1996 Frank Archibald Memorial Lecture

Education and Social Justice

"I want to provide you with my view as an Aboriginal person, a perspective based on social justice, about the process of reconciliation. I want to go to the heart of what I believe the issues are that Australia and Australians must address if Australia is ever going to deal with the legacy of its past. If this legacy is not addressed, if the gulf that has created a society of inequity, of them and us, is not faced fully and honestly, then we will forever remain a diminished nation. A nation that puts its head in the sand and says it's someone else's responsibility.

Identity is where we need to start.

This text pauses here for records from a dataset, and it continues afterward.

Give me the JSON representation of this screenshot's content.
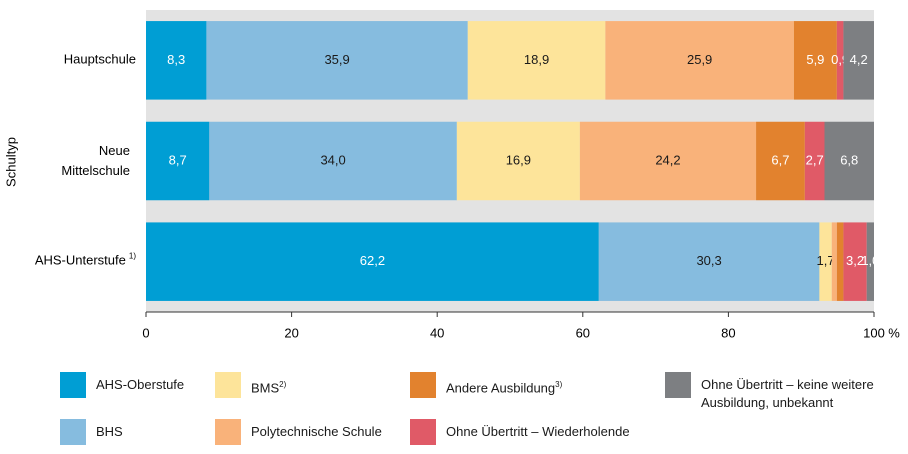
{
  "chart_data": {
    "type": "stacked-barh",
    "y_label": "Schultyp",
    "categories": [
      "Hauptschule",
      "Neue Mittelschule",
      "AHS-Unterstufe"
    ],
    "category_notes": [
      null,
      null,
      "1)"
    ],
    "series": [
      {
        "name": "AHS-Oberstufe",
        "color": "#009ed4",
        "label_color": "#ffffff",
        "values": [
          8.3,
          8.7,
          62.2
        ],
        "value_labels": [
          "8,3",
          "8,7",
          "62,2"
        ]
      },
      {
        "name": "BHS",
        "color": "#86bcdf",
        "label_color": "#1a1a1a",
        "values": [
          35.9,
          34.0,
          30.3
        ],
        "value_labels": [
          "35,9",
          "34,0",
          "30,3"
        ]
      },
      {
        "name": "BMS",
        "name_note": "2)",
        "color": "#fde49a",
        "label_color": "#1a1a1a",
        "values": [
          18.9,
          16.9,
          1.7
        ],
        "value_labels": [
          "18,9",
          "16,9",
          "1,7"
        ]
      },
      {
        "name": "Polytechnische Schule",
        "color": "#f9b27a",
        "label_color": "#1a1a1a",
        "values": [
          25.9,
          24.2,
          0.7
        ],
        "value_labels": [
          "25,9",
          "24,2",
          null
        ]
      },
      {
        "name": "Andere Ausbildung",
        "name_note": "3)",
        "color": "#e2822e",
        "label_color": "#ffffff",
        "values": [
          5.9,
          6.7,
          0.9
        ],
        "value_labels": [
          "5,9",
          "6,7",
          null
        ]
      },
      {
        "name": "Ohne Übertritt – Wiederholende",
        "color": "#e05a67",
        "label_color": "#ffffff",
        "values": [
          0.9,
          2.7,
          3.2
        ],
        "value_labels": [
          "0,9",
          "2,7",
          "3,2"
        ]
      },
      {
        "name": "Ohne Übertritt – keine weitere Ausbildung, unbekannt",
        "color": "#7d7f82",
        "label_color": "#ffffff",
        "values": [
          4.2,
          6.8,
          1.0
        ],
        "value_labels": [
          "4,2",
          "6,8",
          "1,0"
        ]
      }
    ],
    "xlim": [
      0,
      100
    ],
    "xticks": [
      0,
      20,
      40,
      60,
      80,
      100
    ],
    "x_unit": "%"
  }
}
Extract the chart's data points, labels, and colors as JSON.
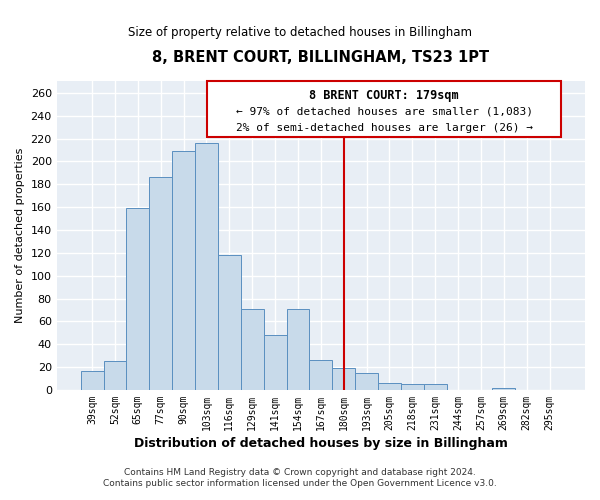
{
  "title": "8, BRENT COURT, BILLINGHAM, TS23 1PT",
  "subtitle": "Size of property relative to detached houses in Billingham",
  "xlabel": "Distribution of detached houses by size in Billingham",
  "ylabel": "Number of detached properties",
  "bar_labels": [
    "39sqm",
    "52sqm",
    "65sqm",
    "77sqm",
    "90sqm",
    "103sqm",
    "116sqm",
    "129sqm",
    "141sqm",
    "154sqm",
    "167sqm",
    "180sqm",
    "193sqm",
    "205sqm",
    "218sqm",
    "231sqm",
    "244sqm",
    "257sqm",
    "269sqm",
    "282sqm",
    "295sqm"
  ],
  "bar_heights": [
    17,
    25,
    159,
    186,
    209,
    216,
    118,
    71,
    48,
    71,
    26,
    19,
    15,
    6,
    5,
    5,
    0,
    0,
    2,
    0,
    0
  ],
  "bar_color": "#c8daea",
  "bar_edge_color": "#5a8fc0",
  "vline_color": "#cc0000",
  "vline_x_index": 11,
  "ylim": [
    0,
    270
  ],
  "yticks": [
    0,
    20,
    40,
    60,
    80,
    100,
    120,
    140,
    160,
    180,
    200,
    220,
    240,
    260
  ],
  "annotation_title": "8 BRENT COURT: 179sqm",
  "annotation_line1": "← 97% of detached houses are smaller (1,083)",
  "annotation_line2": "2% of semi-detached houses are larger (26) →",
  "footer1": "Contains HM Land Registry data © Crown copyright and database right 2024.",
  "footer2": "Contains public sector information licensed under the Open Government Licence v3.0.",
  "background_color": "#ffffff",
  "plot_background_color": "#e8eef5",
  "grid_color": "#ffffff"
}
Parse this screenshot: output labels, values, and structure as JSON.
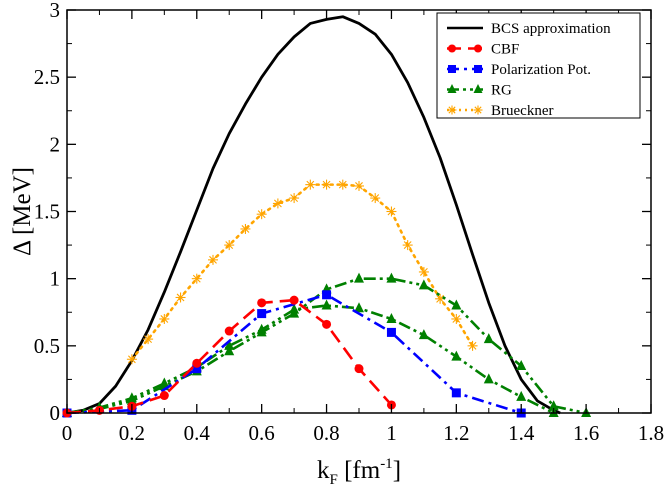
{
  "chart_data": {
    "type": "line",
    "xlabel": {
      "main": "k",
      "sub": "F",
      "unit_pre": " [fm",
      "unit_sup": "-1",
      "unit_post": "]"
    },
    "ylabel": "Δ [MeV]",
    "xlim": [
      0,
      1.8
    ],
    "ylim": [
      0,
      3
    ],
    "xticks": [
      0,
      0.2,
      0.4,
      0.6,
      0.8,
      1,
      1.2,
      1.4,
      1.6,
      1.8
    ],
    "xtick_labels": [
      "0",
      "0.2",
      "0.4",
      "0.6",
      "0.8",
      "1",
      "1.2",
      "1.4",
      "1.6",
      "1.8"
    ],
    "yticks": [
      0,
      0.5,
      1,
      1.5,
      2,
      2.5,
      3
    ],
    "ytick_labels": [
      "0",
      "0.5",
      "1",
      "1.5",
      "2",
      "2.5",
      "3"
    ],
    "legend_position": "top-right",
    "series": [
      {
        "name": "BCS approximation",
        "color": "#000000",
        "dash": "solid",
        "marker": "none",
        "x": [
          0,
          0.05,
          0.1,
          0.15,
          0.2,
          0.25,
          0.3,
          0.35,
          0.4,
          0.45,
          0.5,
          0.55,
          0.6,
          0.65,
          0.7,
          0.75,
          0.8,
          0.85,
          0.9,
          0.95,
          1.0,
          1.05,
          1.1,
          1.15,
          1.2,
          1.25,
          1.3,
          1.35,
          1.4,
          1.45,
          1.5,
          1.52
        ],
        "y": [
          0,
          0.02,
          0.07,
          0.2,
          0.39,
          0.62,
          0.9,
          1.2,
          1.51,
          1.82,
          2.08,
          2.3,
          2.5,
          2.67,
          2.8,
          2.9,
          2.93,
          2.95,
          2.9,
          2.82,
          2.67,
          2.46,
          2.2,
          1.9,
          1.55,
          1.18,
          0.82,
          0.5,
          0.25,
          0.09,
          0.02,
          0
        ]
      },
      {
        "name": "CBF",
        "color": "#ff0000",
        "dash": "long-dash",
        "marker": "circle",
        "x": [
          0,
          0.1,
          0.2,
          0.3,
          0.4,
          0.5,
          0.6,
          0.7,
          0.8,
          0.9,
          1.0
        ],
        "y": [
          0,
          0.02,
          0.05,
          0.13,
          0.37,
          0.61,
          0.82,
          0.84,
          0.66,
          0.33,
          0.06
        ]
      },
      {
        "name": "Polarization Pot.",
        "color": "#0000ff",
        "dash": "dash-dot",
        "marker": "square",
        "x": [
          0,
          0.2,
          0.4,
          0.6,
          0.8,
          1.0,
          1.2,
          1.4
        ],
        "y": [
          0,
          0.02,
          0.33,
          0.74,
          0.88,
          0.6,
          0.15,
          0
        ]
      },
      {
        "name": "RG",
        "color": "#008000",
        "dash": "dash-dot-dot",
        "marker": "triangle",
        "x": [
          0,
          0.1,
          0.2,
          0.3,
          0.4,
          0.5,
          0.6,
          0.7,
          0.8,
          0.9,
          1.0,
          1.1,
          1.2,
          1.3,
          1.4,
          1.5,
          1.6
        ],
        "y": [
          0,
          0.03,
          0.09,
          0.2,
          0.31,
          0.46,
          0.6,
          0.74,
          0.92,
          1.0,
          1.0,
          0.95,
          0.8,
          0.55,
          0.35,
          0.05,
          0
        ],
        "x2": [
          0,
          0.1,
          0.2,
          0.3,
          0.4,
          0.5,
          0.6,
          0.7,
          0.8,
          0.9,
          1.0,
          1.1,
          1.2,
          1.3,
          1.4,
          1.5
        ],
        "y2": [
          0,
          0.04,
          0.11,
          0.22,
          0.34,
          0.5,
          0.62,
          0.77,
          0.8,
          0.78,
          0.7,
          0.58,
          0.42,
          0.25,
          0.12,
          0
        ]
      },
      {
        "name": "Brueckner",
        "color": "#ffa500",
        "dash": "dotted",
        "marker": "star",
        "x": [
          0.2,
          0.25,
          0.3,
          0.35,
          0.4,
          0.45,
          0.5,
          0.55,
          0.6,
          0.65,
          0.7,
          0.75,
          0.8,
          0.85,
          0.9,
          0.95,
          1.0,
          1.05,
          1.1,
          1.15,
          1.2,
          1.25
        ],
        "y": [
          0.4,
          0.55,
          0.7,
          0.86,
          1.0,
          1.14,
          1.25,
          1.37,
          1.48,
          1.56,
          1.6,
          1.7,
          1.7,
          1.7,
          1.69,
          1.6,
          1.5,
          1.25,
          1.05,
          0.85,
          0.7,
          0.5
        ]
      }
    ]
  }
}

Australians need to begin to understand Aboriginality, to at last appreciate what being Aboriginal means. This is an understanding I wish I could magically endow into the hearts and minds of all people in Australia.

I would like to share with you a very personal experience, as personal as it is probably universal for Indigenous people right across the planet."

Full Lecture Notes

Linda Burney

President, NSW Aboriginal Education Consultative Group

Linda BurneyLinda Burney is of Wiradjuri and Scottish descent and grew up in Whitton, a small town in south-west NSW near Leeton. Burney attended the local primary school in Whitton. She did her first four years of secondary school at Leeton High School and final two at Penrith High School. She was the first Aboriginal graduate from the Mitchell College of Advanced Education where she obtained a Diploma of Teaching.

She began her career teaching at Lethbridge Park public school in western Sydney in 1979. She has been involved in the New South Wales Aboriginal Education Consultative Group since the mid-1980s and has participated in the development and implementation of the first Aboriginal education policy in Australia.

She has held senior positions in the non-government sector, serving on a number of boards including SBS, the NSW Anti-Discrimination Board and the NSW Board of Studies. Burney was an executive member of the National Council for Aboriginal Reconciliation, President of the NSW Aboriginal Education Consultative Group and is a former Director-General of the NSW Department of Aboriginal Affairs, and in 2006 she was elected National Vice President of the Australian Labor Party.

When Burney was elected as the Member for Canterbury in 2003, she became the first Aboriginal person to serve in the NSW Parliamen where she held numerous portfolios. In 2016, Burney won the Fedral seat of Barton, becoming the first indigenous woman to be elected to the Australian House of Representatives. On 22 July, she was appointed Shadow Minister for Human Services.